The second day wasn’t too bad, either.  I thought of how healthy I was becoming and smugly watched others ignorantly eating all the horrible un-Ying and un-Yang food.  The third day, though, began to tell on me.  I longed for a cuppa coffee.  For a smidge of spice or sugar on that bland rice.  I could almost taste fruit juice and began hurrying past all food for fear I’d just reach out and begin eating.  Anything but rice.

The evening of the third day I again stubbornly sat down to another bowl of that rotten stuff.  I began chewing away but it stuck in my throat and I thought I’d wurp it up right then and there.  I took a sip of water to wash it down and cursed as I took still another mouthful.

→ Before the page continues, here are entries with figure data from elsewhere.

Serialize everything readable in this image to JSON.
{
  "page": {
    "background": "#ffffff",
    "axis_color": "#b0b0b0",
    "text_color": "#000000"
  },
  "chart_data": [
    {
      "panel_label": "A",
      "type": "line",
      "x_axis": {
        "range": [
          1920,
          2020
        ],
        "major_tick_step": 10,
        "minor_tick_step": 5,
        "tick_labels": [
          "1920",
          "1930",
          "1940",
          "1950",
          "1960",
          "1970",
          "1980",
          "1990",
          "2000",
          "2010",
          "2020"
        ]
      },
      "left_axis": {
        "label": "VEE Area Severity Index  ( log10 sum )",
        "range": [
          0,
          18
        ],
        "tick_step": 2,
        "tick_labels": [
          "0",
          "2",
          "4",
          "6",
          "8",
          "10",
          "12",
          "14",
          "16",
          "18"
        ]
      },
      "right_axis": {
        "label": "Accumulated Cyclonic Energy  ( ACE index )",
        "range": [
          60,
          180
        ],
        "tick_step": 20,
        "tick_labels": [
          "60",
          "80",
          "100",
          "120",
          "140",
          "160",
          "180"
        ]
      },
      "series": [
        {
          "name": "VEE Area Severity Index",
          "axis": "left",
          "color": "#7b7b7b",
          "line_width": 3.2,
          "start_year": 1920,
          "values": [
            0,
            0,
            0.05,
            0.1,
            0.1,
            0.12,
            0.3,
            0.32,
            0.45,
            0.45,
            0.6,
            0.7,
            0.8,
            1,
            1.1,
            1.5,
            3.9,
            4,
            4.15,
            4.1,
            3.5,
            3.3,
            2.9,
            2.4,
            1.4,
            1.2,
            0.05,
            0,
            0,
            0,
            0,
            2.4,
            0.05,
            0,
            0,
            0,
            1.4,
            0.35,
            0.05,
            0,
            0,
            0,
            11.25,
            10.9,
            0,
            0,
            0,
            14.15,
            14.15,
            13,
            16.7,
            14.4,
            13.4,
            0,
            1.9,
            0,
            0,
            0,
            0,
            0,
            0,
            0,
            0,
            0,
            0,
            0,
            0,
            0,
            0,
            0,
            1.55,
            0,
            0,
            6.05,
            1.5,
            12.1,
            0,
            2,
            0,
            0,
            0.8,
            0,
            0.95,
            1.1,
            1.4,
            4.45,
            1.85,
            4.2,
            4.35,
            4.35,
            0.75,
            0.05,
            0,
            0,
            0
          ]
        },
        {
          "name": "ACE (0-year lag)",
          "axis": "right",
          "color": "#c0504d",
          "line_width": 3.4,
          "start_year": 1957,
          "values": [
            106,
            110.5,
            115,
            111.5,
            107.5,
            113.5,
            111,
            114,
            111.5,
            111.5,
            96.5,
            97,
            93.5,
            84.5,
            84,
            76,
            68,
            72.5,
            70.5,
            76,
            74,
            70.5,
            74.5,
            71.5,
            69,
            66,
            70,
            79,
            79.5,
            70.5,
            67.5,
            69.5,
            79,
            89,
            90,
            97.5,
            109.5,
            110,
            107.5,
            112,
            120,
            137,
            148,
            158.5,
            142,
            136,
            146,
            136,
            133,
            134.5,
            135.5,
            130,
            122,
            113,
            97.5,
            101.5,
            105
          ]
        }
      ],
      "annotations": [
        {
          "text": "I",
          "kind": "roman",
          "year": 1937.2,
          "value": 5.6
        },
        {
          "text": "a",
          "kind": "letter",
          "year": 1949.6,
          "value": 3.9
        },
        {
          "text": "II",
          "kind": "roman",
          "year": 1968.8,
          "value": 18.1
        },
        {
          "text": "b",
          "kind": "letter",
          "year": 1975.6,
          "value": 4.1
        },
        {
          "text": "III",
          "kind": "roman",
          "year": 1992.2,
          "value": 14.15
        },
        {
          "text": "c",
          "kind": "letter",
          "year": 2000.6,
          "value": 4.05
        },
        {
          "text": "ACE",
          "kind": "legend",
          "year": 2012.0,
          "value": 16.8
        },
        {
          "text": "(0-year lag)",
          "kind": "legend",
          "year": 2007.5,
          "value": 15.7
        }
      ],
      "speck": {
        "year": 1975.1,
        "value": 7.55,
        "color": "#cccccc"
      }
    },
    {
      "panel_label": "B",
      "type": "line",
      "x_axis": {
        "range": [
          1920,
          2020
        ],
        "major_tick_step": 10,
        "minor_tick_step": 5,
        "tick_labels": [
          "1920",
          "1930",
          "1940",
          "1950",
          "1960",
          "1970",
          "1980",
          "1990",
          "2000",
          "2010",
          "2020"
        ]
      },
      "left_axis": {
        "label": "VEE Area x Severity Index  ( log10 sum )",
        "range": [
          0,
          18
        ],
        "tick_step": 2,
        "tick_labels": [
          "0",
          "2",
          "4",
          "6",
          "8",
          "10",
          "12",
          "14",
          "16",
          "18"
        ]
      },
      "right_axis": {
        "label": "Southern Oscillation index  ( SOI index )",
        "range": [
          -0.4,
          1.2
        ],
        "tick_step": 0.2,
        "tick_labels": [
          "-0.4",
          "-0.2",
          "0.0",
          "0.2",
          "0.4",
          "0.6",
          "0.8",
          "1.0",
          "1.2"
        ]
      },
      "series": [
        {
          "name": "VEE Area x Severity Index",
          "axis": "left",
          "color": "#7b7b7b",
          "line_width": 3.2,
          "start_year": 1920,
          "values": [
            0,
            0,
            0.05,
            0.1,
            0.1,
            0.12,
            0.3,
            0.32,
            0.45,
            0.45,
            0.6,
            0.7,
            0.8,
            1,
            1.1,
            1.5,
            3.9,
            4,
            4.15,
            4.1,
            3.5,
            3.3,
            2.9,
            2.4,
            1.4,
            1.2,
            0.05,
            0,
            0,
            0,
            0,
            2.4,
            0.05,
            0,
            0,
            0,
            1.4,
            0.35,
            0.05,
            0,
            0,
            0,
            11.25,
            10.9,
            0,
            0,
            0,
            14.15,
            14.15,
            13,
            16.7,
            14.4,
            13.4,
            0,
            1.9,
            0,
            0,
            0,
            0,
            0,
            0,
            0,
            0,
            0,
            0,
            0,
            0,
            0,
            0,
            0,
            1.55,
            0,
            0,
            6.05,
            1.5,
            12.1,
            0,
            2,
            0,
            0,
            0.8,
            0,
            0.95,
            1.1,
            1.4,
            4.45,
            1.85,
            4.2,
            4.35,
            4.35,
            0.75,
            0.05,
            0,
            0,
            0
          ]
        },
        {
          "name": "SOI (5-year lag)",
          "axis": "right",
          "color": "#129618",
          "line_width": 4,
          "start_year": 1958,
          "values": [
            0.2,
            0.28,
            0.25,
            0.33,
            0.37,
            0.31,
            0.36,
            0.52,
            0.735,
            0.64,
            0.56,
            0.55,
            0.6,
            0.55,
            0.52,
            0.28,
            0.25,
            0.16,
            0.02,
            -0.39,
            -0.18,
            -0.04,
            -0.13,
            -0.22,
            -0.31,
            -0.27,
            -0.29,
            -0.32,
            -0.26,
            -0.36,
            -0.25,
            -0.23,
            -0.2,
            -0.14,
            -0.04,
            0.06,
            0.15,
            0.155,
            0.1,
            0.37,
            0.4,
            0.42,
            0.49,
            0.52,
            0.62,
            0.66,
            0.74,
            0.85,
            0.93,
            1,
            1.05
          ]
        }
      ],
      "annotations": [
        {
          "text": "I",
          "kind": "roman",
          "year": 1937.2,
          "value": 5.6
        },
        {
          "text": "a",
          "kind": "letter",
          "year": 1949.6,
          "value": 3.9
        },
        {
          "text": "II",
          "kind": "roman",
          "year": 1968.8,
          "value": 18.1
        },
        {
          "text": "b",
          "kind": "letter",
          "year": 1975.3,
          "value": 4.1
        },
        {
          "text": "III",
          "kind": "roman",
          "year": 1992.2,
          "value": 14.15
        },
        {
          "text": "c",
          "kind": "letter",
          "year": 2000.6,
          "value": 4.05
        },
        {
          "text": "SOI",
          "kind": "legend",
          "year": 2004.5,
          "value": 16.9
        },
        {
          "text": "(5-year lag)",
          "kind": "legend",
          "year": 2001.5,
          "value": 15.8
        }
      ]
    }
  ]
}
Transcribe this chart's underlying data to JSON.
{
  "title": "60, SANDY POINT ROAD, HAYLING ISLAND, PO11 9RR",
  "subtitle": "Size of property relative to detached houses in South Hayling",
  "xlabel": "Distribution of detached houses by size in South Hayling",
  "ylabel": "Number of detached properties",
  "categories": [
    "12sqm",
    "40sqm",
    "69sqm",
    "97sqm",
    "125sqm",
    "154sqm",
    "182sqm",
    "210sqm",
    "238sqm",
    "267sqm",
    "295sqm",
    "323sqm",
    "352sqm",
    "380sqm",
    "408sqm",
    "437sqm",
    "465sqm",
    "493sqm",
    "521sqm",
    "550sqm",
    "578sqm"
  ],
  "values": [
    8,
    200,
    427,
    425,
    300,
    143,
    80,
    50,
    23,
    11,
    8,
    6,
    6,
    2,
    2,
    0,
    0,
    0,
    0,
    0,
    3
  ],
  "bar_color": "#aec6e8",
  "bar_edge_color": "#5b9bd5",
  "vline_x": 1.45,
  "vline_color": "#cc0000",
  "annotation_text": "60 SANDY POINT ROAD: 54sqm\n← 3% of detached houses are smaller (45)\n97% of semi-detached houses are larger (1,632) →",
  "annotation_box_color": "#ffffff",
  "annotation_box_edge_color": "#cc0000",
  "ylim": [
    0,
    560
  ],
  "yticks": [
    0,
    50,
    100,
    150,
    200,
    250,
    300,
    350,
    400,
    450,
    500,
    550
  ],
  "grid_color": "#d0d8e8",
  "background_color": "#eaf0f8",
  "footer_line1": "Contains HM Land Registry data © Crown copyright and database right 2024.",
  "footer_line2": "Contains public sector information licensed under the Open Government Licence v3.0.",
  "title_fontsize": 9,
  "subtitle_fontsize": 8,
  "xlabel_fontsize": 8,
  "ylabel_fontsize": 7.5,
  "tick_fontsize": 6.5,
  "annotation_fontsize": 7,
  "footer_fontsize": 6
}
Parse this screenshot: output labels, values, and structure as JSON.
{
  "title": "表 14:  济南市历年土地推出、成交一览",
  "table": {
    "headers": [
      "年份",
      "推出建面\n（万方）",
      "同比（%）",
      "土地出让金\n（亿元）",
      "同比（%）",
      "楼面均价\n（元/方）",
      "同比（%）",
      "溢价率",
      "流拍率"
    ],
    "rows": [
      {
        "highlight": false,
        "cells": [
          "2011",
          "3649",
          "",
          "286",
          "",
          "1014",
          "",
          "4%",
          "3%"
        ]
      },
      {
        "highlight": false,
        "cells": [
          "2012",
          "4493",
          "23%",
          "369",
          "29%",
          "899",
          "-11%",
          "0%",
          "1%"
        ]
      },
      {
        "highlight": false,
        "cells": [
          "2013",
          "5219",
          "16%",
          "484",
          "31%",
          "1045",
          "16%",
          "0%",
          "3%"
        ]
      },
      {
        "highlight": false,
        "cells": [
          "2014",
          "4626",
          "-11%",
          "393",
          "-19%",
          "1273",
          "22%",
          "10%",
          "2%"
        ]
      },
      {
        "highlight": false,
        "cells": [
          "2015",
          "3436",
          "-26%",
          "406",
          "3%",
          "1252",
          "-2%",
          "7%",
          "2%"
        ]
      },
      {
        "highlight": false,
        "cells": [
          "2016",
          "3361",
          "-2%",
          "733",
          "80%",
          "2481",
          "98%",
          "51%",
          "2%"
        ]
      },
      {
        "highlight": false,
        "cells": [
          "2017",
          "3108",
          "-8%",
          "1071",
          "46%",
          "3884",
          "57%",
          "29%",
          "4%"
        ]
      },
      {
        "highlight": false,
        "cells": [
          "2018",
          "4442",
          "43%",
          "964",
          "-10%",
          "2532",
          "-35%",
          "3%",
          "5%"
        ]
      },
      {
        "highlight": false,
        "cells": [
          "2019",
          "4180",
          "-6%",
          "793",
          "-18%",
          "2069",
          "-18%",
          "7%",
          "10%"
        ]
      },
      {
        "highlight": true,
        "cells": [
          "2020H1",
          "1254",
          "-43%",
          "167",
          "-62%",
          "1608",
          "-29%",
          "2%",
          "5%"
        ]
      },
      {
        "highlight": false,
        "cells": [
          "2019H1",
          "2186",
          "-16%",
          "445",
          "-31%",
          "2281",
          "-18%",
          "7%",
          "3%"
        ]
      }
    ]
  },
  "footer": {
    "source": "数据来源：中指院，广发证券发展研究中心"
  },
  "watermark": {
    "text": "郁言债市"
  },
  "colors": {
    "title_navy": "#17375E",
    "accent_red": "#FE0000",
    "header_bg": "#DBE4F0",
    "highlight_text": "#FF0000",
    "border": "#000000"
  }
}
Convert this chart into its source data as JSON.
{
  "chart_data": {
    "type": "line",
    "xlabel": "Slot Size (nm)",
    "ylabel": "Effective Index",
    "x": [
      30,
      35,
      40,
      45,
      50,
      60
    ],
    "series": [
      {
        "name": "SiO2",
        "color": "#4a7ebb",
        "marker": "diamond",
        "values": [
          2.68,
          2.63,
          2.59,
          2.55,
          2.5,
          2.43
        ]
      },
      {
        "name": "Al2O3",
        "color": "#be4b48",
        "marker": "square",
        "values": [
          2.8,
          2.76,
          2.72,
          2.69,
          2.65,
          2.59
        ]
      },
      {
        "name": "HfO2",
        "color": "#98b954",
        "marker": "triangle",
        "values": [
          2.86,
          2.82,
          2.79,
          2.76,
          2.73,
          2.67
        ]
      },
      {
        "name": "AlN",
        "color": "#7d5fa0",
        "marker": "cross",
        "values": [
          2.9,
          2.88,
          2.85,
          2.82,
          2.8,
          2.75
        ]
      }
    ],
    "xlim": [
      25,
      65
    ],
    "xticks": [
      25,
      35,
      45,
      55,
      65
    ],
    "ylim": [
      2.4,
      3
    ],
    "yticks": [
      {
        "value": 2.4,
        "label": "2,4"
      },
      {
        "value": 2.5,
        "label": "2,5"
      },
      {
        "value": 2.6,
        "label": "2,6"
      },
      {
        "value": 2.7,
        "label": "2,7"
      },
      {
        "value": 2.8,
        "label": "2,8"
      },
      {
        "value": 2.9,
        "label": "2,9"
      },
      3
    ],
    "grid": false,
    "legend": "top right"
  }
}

I cussed it.  I fought it.  I argued.  I told myself how healthy I was becoming.  I shamed myself over how weak willed I was, and then…suddenly I said to heck with Ying and Yang.  I went to the freezer, took out a container of homemade soup, whapped it in the micro and in ten minutes was in bliss.  The sheer bliss of eating food.  Food that wasn’t rice.  Food that had a taste.  Food, food, food.

I dreaded telling my friend, but I needn’t have worried for the next morning a call came inviting me to lunch so that together we could throw out the sickening rice diet and eat.  I accepted gladly but had to admit that I’d already tossed out my Ying and Yang stuff the night before.

So we sat facing each other eating, tasting and drinking with no care whether the food was Ying , Yang or neither.  And enjoyed every bite.

Ah, I suppose I’m still out of balance, but who cares?  Not me.